Era una comune giornata di settembre prima che questa assumesse tutti i sapori e il calore di una classica domenica a casa della nonna. Ci troviamo da Trattoria Fave e Fogghje, nel cuore della Città Bianca, ad Ostuni, ed odi questo posto immerso tra storia, sapori e tradizioni che vogliamo parlarvi.

È questo un posto dove il tempo pare essersi fermato e si sta, come negli anni ’50, tranquilli e felici, dove basta un semplice bicchiere di vino e del pane bruschettato con ricotta forte e pomodorini per rendere tutto bello e speciale.

Poi, ancora, un piatto di fave con tutti i contorni della trazione, di quelli che non tutti nemmeno conoscono, una chiacchiera, un piatto di orecchiette alle cime di rapa, una braciola e qualche paletta una tira l’altra. E potremmo continuare all’infinito, passando dall’antipasto e arrivano fino al dolce, perché è proprio in questo posto che abbiamo avuto la fortuna e il piacere di gustare una serie di prelibatezze fuori dal comune.

Per quanto comuni e nostrane possano essere, è difficile, oggi, trovare qualcuno che le prepari ancora secondo tradizione, ma noi lo abbiamo scovato. Ce l’abbiamo fatta!

Qui emerge ogni cosa di quegli anni, talmente belli che piace rivivere anche ai più giovani. E la cosa ancor più bella è che questi provengono da ogni parte del mondo, ecco perché il nostro consiglio è anche quello di prenotare se volete assaggiare le prelibatezze di questa trattoria.

L’idea di dar vita a questo angolo di Puglia antica nasce dall’amicizia tra Angelo e Antonello, compagni di scuola che, meno di un anno fa, hanno dato vita ad una delle trattorie ostunesi più gustose e profumate di polpette al sugo. Esattamente come quel profumo che la domenica vien fuori dalla casa della nonna.

A pochi passi da Piazza della Libertà, precisamente in un vicolo di Corso Cavour, Vico Antonio Fratti 8, sorge questo speciale ristorante ricavato nella roccia. Ci son le chianche per terra e i tovaglioli a quadretti bianchi e rossi ne coprono la tavola. Un vero e proprio luogo dove gustare tutto come una volta. Nessuna rivisitazione, nulla di gourmet, ma solo fave, orecchiette e polpette, tutte rigorosamente in abbondanza.

Cosa mangiare in questo luogo speciale? La scelta non è affatto semplice dal momento che vorremmo gustare tutto, ma sicuramente si può scegliere da un menù completo di tutti i sapori della tradizione. La cosa ancor più buona è che i piatti cambiano spesso, in base a stagionalità e freschezza. Una lavagnetta, infatti, indica ogni giorno una specialità differente per permettere al cliente di scegliere qualcosa di nuovo piuttosto che un classico piatto della tradizione presente tutto l’anno. Un esempio di piatto sempre presente è appunto quello a base di fave e cicoria, impossibile non trovarle qui. Gusto, colori e salute si incontrano in questo piatto.
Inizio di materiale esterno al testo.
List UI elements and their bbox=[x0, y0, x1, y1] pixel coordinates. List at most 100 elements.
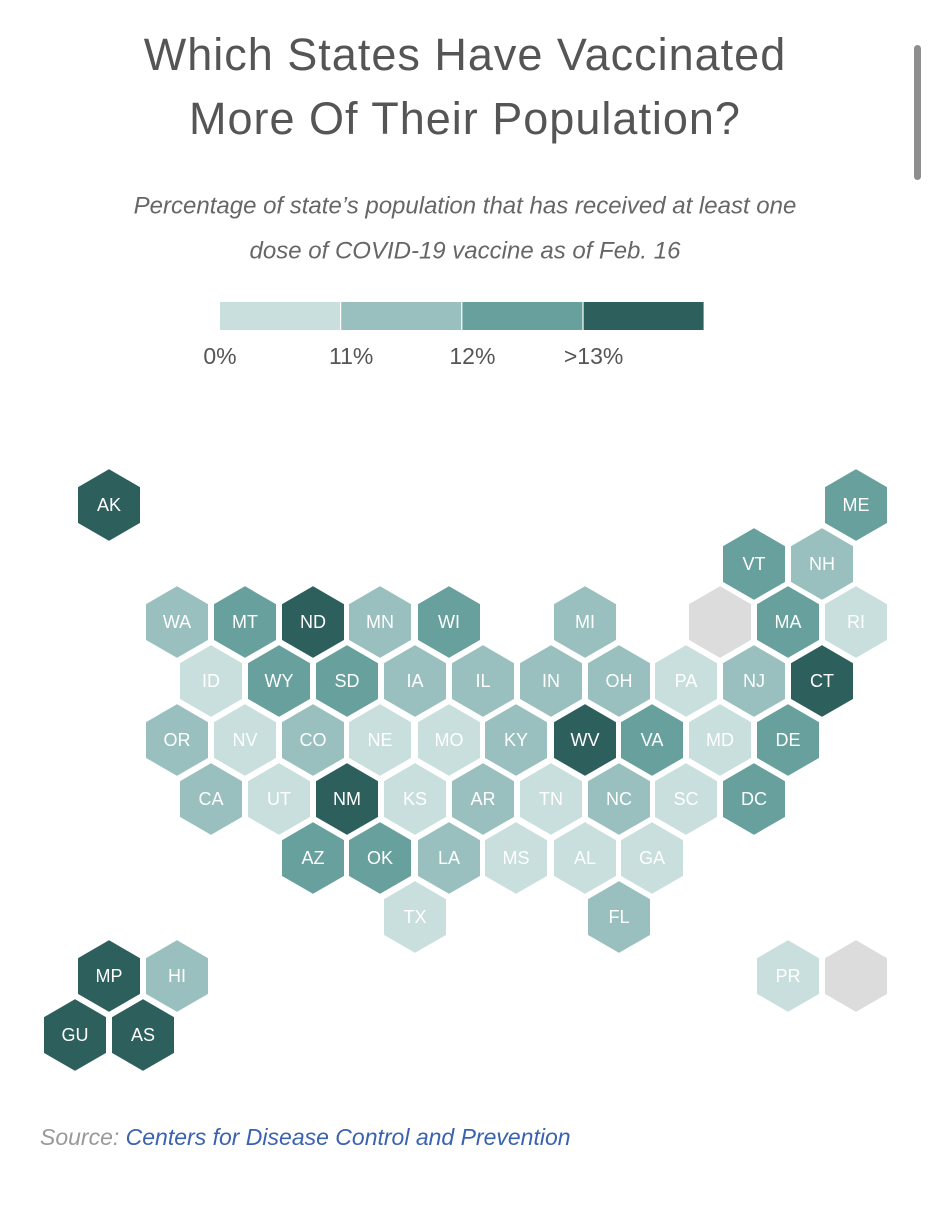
state-hex bbox=[75, 936, 143, 1016]
state-hex bbox=[686, 582, 754, 662]
state-hex bbox=[720, 641, 788, 721]
source-link[interactable]: Centers for Disease Control and Preventi… bbox=[126, 1124, 571, 1150]
state-hex bbox=[211, 700, 279, 780]
state-hex bbox=[720, 524, 788, 604]
state-label: DE bbox=[775, 730, 800, 750]
legend-swatch bbox=[220, 302, 340, 330]
state-label: WV bbox=[571, 730, 600, 750]
state-hex bbox=[585, 641, 653, 721]
state-hex bbox=[279, 700, 347, 780]
state-hex bbox=[279, 818, 347, 898]
state-hex bbox=[381, 759, 449, 839]
state-hex bbox=[313, 759, 381, 839]
state-hex bbox=[41, 995, 109, 1075]
state-hex bbox=[822, 582, 890, 662]
legend-label: >13% bbox=[564, 343, 623, 369]
state-hex bbox=[381, 641, 449, 721]
state-label: OK bbox=[367, 848, 393, 868]
state-label: PA bbox=[675, 671, 698, 691]
state-hex bbox=[313, 641, 381, 721]
state-label: AK bbox=[97, 495, 121, 515]
legend-label: 11% bbox=[329, 343, 373, 369]
state-hex bbox=[754, 700, 822, 780]
state-hex bbox=[822, 936, 890, 1016]
state-label: AL bbox=[574, 848, 596, 868]
state-label: HI bbox=[168, 966, 186, 986]
state-label: IA bbox=[406, 671, 423, 691]
state-label: WI bbox=[438, 612, 460, 632]
state-label: CO bbox=[300, 730, 327, 750]
state-label: OR bbox=[164, 730, 191, 750]
state-label: MS bbox=[503, 848, 530, 868]
state-label: MT bbox=[232, 612, 258, 632]
state-hex bbox=[245, 759, 313, 839]
state-hex bbox=[754, 582, 822, 662]
legend-label: 12% bbox=[449, 343, 495, 369]
state-label: NC bbox=[606, 789, 632, 809]
state-hex bbox=[482, 700, 550, 780]
state-label: LA bbox=[438, 848, 460, 868]
state-label: MI bbox=[575, 612, 595, 632]
state-hex bbox=[245, 641, 313, 721]
state-hex bbox=[585, 877, 653, 957]
legend-label: 0% bbox=[203, 343, 236, 369]
state-hex bbox=[346, 700, 414, 780]
state-label: PR bbox=[775, 966, 800, 986]
state-hex bbox=[754, 936, 822, 1016]
state-hex bbox=[482, 818, 550, 898]
state-hex bbox=[652, 641, 720, 721]
state-hex bbox=[517, 759, 585, 839]
state-hex bbox=[177, 759, 245, 839]
scrollbar bbox=[914, 45, 921, 180]
state-label: ID bbox=[202, 671, 220, 691]
state-hex bbox=[449, 641, 517, 721]
state-label: NV bbox=[232, 730, 257, 750]
state-label: WY bbox=[265, 671, 294, 691]
state-hex bbox=[346, 582, 414, 662]
state-hex bbox=[415, 700, 483, 780]
state-label: TN bbox=[539, 789, 563, 809]
state-hex bbox=[517, 641, 585, 721]
state-hex bbox=[618, 818, 686, 898]
state-hex bbox=[551, 582, 619, 662]
state-label: MA bbox=[775, 612, 802, 632]
state-hex bbox=[211, 582, 279, 662]
state-label: SC bbox=[673, 789, 698, 809]
state-label: KS bbox=[403, 789, 427, 809]
state-label: OH bbox=[606, 671, 633, 691]
state-label: FL bbox=[608, 907, 629, 927]
state-hex bbox=[652, 759, 720, 839]
state-label: GA bbox=[639, 848, 665, 868]
state-hex bbox=[822, 465, 890, 545]
state-label: AZ bbox=[301, 848, 324, 868]
state-label: MN bbox=[366, 612, 394, 632]
state-label: SD bbox=[334, 671, 359, 691]
state-label: WA bbox=[163, 612, 191, 632]
state-hex bbox=[618, 700, 686, 780]
chart-subtitle: Percentage of state’s population that ha… bbox=[134, 192, 797, 219]
state-hex bbox=[75, 465, 143, 545]
chart-title: More Of Their Population? bbox=[189, 93, 741, 144]
state-hex bbox=[551, 818, 619, 898]
state-hex bbox=[551, 700, 619, 780]
state-label: IL bbox=[475, 671, 490, 691]
state-hex bbox=[720, 759, 788, 839]
chart-title: Which States Have Vaccinated bbox=[144, 29, 786, 80]
state-hex bbox=[686, 700, 754, 780]
state-label: VA bbox=[641, 730, 664, 750]
state-label: TX bbox=[403, 907, 426, 927]
state-label: NM bbox=[333, 789, 361, 809]
state-label: CT bbox=[810, 671, 834, 691]
legend-swatch bbox=[462, 302, 583, 330]
state-label: NJ bbox=[743, 671, 765, 691]
state-hex bbox=[143, 936, 211, 1016]
state-hex bbox=[449, 759, 517, 839]
source-label: Source: bbox=[40, 1124, 119, 1150]
state-hex bbox=[143, 582, 211, 662]
legend-swatch bbox=[583, 302, 704, 330]
state-label: MD bbox=[706, 730, 734, 750]
state-label: MP bbox=[96, 966, 123, 986]
state-label: NE bbox=[367, 730, 392, 750]
state-hex bbox=[109, 995, 177, 1075]
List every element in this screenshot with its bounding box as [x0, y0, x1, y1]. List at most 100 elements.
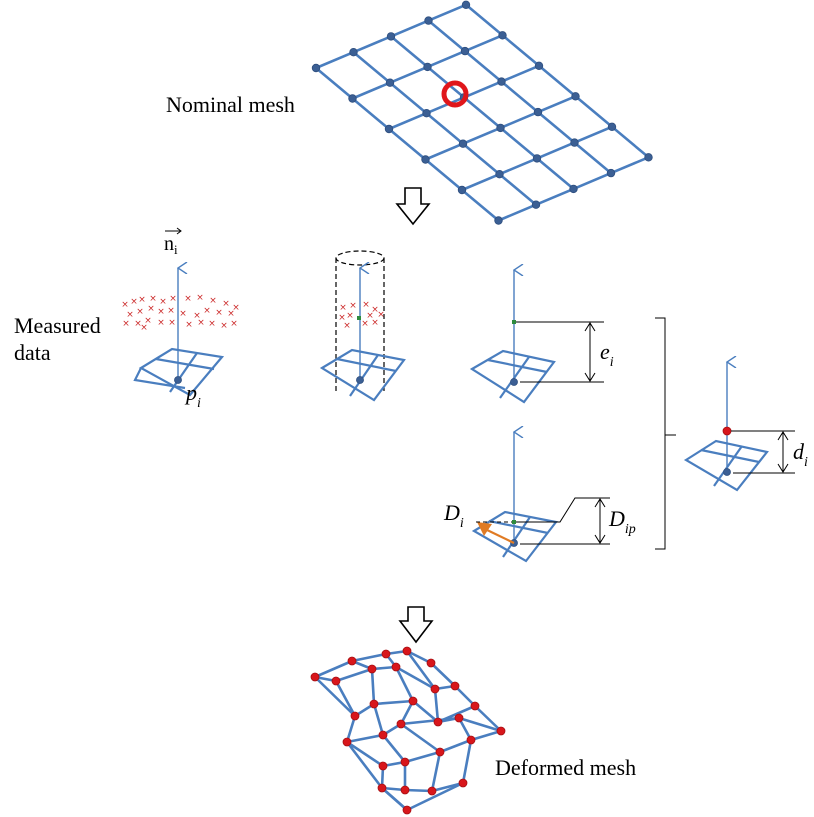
deformed-mesh-node	[466, 735, 476, 745]
measured-data-label-2: data	[14, 340, 51, 365]
local-mesh-patch-3	[469, 349, 556, 404]
nominal-mesh-node	[570, 138, 579, 147]
nominal-mesh-node	[384, 124, 394, 134]
deformed-mesh-node	[470, 701, 480, 711]
measured-point-cross: ×	[232, 303, 240, 313]
deformed-mesh-node	[433, 717, 443, 727]
measured-point-cross: ×	[144, 316, 152, 326]
deformed-mesh-node	[369, 699, 379, 709]
measured-point-cross: ×	[184, 294, 192, 304]
measured-point-cross: ×	[159, 297, 167, 307]
measured-point-cross: ×	[371, 318, 379, 328]
deformed-mesh-node	[310, 672, 320, 682]
measured-point-cross: ×	[157, 318, 165, 328]
deformed-mesh-node	[378, 761, 388, 771]
nominal-mesh-node	[532, 154, 542, 163]
mesh-node-cyl	[356, 376, 364, 384]
process-arrow-down-2	[398, 606, 434, 644]
measured-point-cross: ×	[196, 293, 204, 303]
measured-point-cross: ×	[230, 319, 238, 329]
measured-point-cross: ×	[346, 311, 354, 321]
measured-point-cross: ×	[140, 323, 148, 333]
measured-point-cross: ×	[220, 321, 228, 331]
nominal-mesh-node	[457, 185, 467, 195]
measured-point-cross: ×	[222, 299, 230, 309]
measured-point-cross: ×	[349, 301, 357, 311]
nominal-mesh-node	[348, 94, 357, 103]
measured-point-cross: ×	[134, 319, 142, 329]
displaced-node	[722, 426, 732, 436]
measured-point-cross: ×	[361, 319, 369, 329]
deformed-mesh-node	[430, 684, 440, 694]
orange-offset-vector	[484, 528, 515, 544]
deformed-mesh-node	[450, 681, 460, 691]
mesh-node-e	[510, 378, 518, 386]
nominal-mesh-node	[497, 77, 506, 86]
deformed-mesh-node	[435, 747, 445, 757]
measured-point-cross: ×	[185, 320, 193, 330]
nominal-mesh-node	[460, 46, 470, 56]
measured-point-cross: ×	[179, 309, 187, 319]
measured-point-cross: ×	[203, 306, 211, 316]
nominal-mesh-node	[571, 92, 580, 101]
measured-point-cross: ×	[169, 294, 177, 304]
deformed-mesh-node	[426, 658, 436, 668]
orange-vector-head	[477, 522, 492, 536]
local-mesh-patch-1	[133, 347, 225, 397]
deformed-mesh-node	[367, 664, 377, 674]
measured-point-cross: ×	[371, 305, 379, 315]
measured-point-cross: ×	[130, 297, 138, 307]
measured-point-cross: ×	[343, 321, 351, 331]
measured-point-cross: ×	[121, 300, 129, 310]
nominal-mesh-node	[569, 184, 578, 194]
nominal-mesh-node	[311, 63, 321, 73]
step-error-e	[469, 270, 604, 404]
measured-point-cross: ×	[157, 307, 165, 317]
nominal-mesh-node	[386, 32, 396, 41]
deformed-mesh-node	[347, 656, 357, 666]
deformed-mesh-node	[378, 730, 388, 740]
measured-points: × × × × × × × × × × ×× × × × × × × × × ×× × × × × × × × ×× ×	[121, 293, 240, 333]
cylinder-points: × × × ×× × × ×× × ×	[338, 300, 385, 331]
local-mesh-patch-5	[683, 439, 769, 492]
measured-point-cross: ×	[338, 313, 346, 323]
nominal-mesh-node	[498, 31, 507, 40]
measured-point-cross: ×	[147, 304, 155, 314]
highlighted-node-ring	[441, 80, 469, 108]
offset-Dip-label: Dip	[608, 506, 636, 537]
nominal-mesh-label: Nominal mesh	[166, 92, 295, 117]
nominal-mesh-node	[422, 108, 431, 118]
measured-point-cross: ×	[377, 310, 385, 320]
local-mesh-patch-4	[471, 510, 558, 563]
nominal-mesh-node	[421, 155, 430, 164]
measured-point-cross: ×	[138, 295, 146, 305]
nominal-mesh-node	[458, 139, 468, 148]
nominal-mesh-node	[534, 61, 544, 71]
nominal-mesh-node	[644, 153, 653, 162]
deformed-mesh-label: Deformed mesh	[495, 755, 636, 780]
step-measured-data: × × × × × × × × × × ×× × × × × × × × × ×× × × × × × × × ×× ×	[121, 268, 240, 397]
deformed-mesh-node	[402, 805, 412, 815]
measured-point-cross: ×	[149, 294, 157, 304]
nominal-mesh-node	[349, 48, 358, 57]
nominal-mesh	[311, 0, 653, 225]
process-arrow-down-1	[395, 187, 431, 226]
measured-point-cross: ×	[215, 308, 223, 318]
measured-point-cross: ×	[339, 303, 347, 313]
deformed-mesh-node	[396, 719, 406, 729]
nominal-mesh-node	[423, 62, 432, 72]
deformed-mesh-node	[391, 662, 401, 672]
point-p-label: pi	[184, 380, 201, 411]
deformed-mesh-node	[496, 726, 506, 736]
deformed-mesh-node	[342, 737, 352, 747]
step-cylinder-selection: × × × ×× × × ×× × ×	[319, 250, 406, 402]
measured-point-cross: ×	[197, 318, 205, 328]
grouping-bracket	[655, 317, 676, 550]
deformed-mesh-node	[350, 711, 360, 721]
deformed-mesh-node	[402, 646, 412, 656]
cylinder-top	[335, 250, 385, 266]
deformed-mesh-node	[408, 696, 418, 706]
nominal-mesh-node	[496, 123, 505, 133]
deformed-mesh	[310, 646, 506, 815]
Anche i piatti in ceramica risultano in stile 100% pugliese, con decori altrettanto tipici della tradizione, così come tavoli e sedie. Questi ultimi sono in legno. Di quelli dove accomodarsi e godersi il tempo in maniera spensierata e leggera.

Dalla scelta delle migliori materie prime, Angelo e Antonello, insieme a tutto il loro giovanissimo staff, riescono ogni volta a proporre piatti che non possono mancare di scarpetta. Perché anche solo lasciare quei sughetti risulterebbe pura follia. In questo posto che profuma di buono ventiquattro ore su ventiquattro ci siamo lasciati travolgere e accompagnare in un viaggio senza eguali. Uno dei più buoni degli ultimi tempi.

A rendervi ancor più felici, poi, sarà il prezzo. Un buon rapporto con la qualità e quantità delle porizioni. Con una media di 20€ a persona potrete lasciarvi deliziare da un tipico pranzo pugliese che parte da una carrellata di sfiziosi antipasti e continua con un’ampia scelta tra primi, secondi e contorni.
Non ci resta che suggerirvi di andare quanto prima, sempre prenotando prima, e augurarvi “buon appetito”!